Apache Jena project is like a box full of interesting things—at least if you love programming. One of its many features, is stream processing.
It may contain very large datasets, with gigabytes of data about graphs. Some queries may be quite large, so sending the whole result would be simply impracticable.
Instead, the data will go through ARQ. ARQ is a query engine for Jena that supports Sparql. There is one piece of code there that I found interesting while reviewing a small pull request: org.apache.jena.riot.system.StreamRDFWriter
.
It is responsible for writing graph data in a streaming fashion. (See stream processing for programming models and more.)
StreamRDFWriter
holds several implementations (as static
members) of StreamRDFWriterFactory
. The factory has one responsibility only, to create streams (StreamRDF
), for a certain format and context.
All these factories and streams, the writer also needs a registry
. It is used to access the writers required for streams using certain languages.

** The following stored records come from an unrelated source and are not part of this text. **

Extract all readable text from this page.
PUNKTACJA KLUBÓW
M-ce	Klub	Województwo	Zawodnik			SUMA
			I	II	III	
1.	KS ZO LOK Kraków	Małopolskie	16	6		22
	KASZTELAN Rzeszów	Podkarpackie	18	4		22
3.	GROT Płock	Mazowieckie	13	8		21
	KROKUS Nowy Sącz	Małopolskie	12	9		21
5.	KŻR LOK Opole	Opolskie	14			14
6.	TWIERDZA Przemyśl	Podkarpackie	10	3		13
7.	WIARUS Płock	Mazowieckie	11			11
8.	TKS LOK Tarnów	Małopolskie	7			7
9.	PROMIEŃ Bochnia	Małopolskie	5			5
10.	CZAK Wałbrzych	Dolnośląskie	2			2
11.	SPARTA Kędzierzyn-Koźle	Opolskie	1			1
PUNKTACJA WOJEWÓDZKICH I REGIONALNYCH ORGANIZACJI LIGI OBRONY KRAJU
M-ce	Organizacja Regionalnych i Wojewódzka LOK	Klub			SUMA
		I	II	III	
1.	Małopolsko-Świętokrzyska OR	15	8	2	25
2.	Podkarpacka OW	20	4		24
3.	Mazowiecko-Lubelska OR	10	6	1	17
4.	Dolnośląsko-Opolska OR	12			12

So if you have your graph dataset, and need to retrieve triples as thrift, you will interrogate the registry asking for a factory of that language (Turtle, N-Triples, RDF-Thrift, etc) or format (Flat Turtle, N-Quads, N-Triples-ASCII, RDF-Thrift, etc).
Each writer has one responsibility too—I really like the design of certain modules in Jena.
The action, however, happens somewhere else. In the StreamRDFOps
and in the Iterator
implementations is where the stream processing really takes place. But this goes beyond the StreamRDFWriter
. So that's all for today.